Predictive Modeling of Maritime Radar Data Using Transformer Architecture
Bjorna Qesaraku, Jan Steckel
TL;DR
This survey identifies a critical gap: while transformer models have advanced AIS trajectory and sonar frame prediction, their application to maritime radar frame prediction remains unexplored. It argues that frame-level radar forecasting preserves rich scene context, supports anomaly detection, and complements trajectory-based methods for robust, anticipatory perception. By reviewing traditional, ML, and DL approaches, as well as transformer-enabled work in related domains and the MOANA dataset, the paper outlines concrete future directions, including adapting EchoPT to radar, self-supervised pretraining, and efficient on-board implementations. The work underscores the practical significance of radar-frame forecasting for collision avoidance and degraded-sensing resilience in autonomous maritime operations.
Abstract
Maritime autonomous systems require robust predictive capabilities to anticipate vessel motion and environmental dynamics.

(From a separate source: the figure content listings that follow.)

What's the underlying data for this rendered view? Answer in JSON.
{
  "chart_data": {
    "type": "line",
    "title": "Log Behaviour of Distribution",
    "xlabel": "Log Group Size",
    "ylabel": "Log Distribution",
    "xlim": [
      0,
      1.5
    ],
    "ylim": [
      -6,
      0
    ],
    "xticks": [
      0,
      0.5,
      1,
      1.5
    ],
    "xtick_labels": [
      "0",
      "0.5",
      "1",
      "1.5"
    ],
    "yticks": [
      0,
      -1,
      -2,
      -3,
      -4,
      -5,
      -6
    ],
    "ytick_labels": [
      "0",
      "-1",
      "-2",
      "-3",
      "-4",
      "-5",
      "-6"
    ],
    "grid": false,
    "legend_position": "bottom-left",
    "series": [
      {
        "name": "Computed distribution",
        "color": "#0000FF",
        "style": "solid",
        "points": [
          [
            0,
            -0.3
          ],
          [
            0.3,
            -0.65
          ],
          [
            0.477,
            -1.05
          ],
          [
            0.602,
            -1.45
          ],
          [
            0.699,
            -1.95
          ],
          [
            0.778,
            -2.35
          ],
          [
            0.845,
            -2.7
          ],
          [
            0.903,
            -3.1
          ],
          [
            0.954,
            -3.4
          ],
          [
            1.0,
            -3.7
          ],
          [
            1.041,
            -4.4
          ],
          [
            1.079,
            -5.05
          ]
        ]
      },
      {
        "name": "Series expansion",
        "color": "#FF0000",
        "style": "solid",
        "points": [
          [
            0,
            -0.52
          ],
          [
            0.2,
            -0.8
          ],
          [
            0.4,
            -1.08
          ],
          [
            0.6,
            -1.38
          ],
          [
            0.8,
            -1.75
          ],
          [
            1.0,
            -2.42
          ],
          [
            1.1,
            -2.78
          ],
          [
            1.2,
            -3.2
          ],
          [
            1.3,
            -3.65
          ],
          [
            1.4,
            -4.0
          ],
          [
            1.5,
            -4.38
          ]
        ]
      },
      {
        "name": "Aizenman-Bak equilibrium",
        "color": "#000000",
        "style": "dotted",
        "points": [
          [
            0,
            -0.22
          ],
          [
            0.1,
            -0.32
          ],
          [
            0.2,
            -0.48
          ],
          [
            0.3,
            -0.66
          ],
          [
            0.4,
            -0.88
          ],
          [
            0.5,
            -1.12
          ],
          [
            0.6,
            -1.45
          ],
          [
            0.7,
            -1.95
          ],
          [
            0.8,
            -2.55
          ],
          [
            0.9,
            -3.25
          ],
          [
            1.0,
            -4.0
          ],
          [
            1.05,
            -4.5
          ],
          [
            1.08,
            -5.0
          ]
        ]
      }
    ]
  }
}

While transformer architectures have revolutionized AIS-based trajectory prediction and demonstrated feasibility for sonar frame forecasting, their application to maritime radar frame prediction remains unexplored, creating a critical gap given radar's all-weather reliability for navigation. This survey systematically reviews predictive modeling approaches relevant to maritime radar, with emphasis on transformer architectures for spatiotemporal sequence forecasting, where existing representative methods are analyzed according to data type, architecture, and prediction horizon. Our review shows that, while the literature has demonstrated transformer-based frame prediction for sonar sensing, no prior work addresses transformer-based maritime radar frame prediction, thereby defining a clear research gap and motivating a concrete research direction for future work in this area.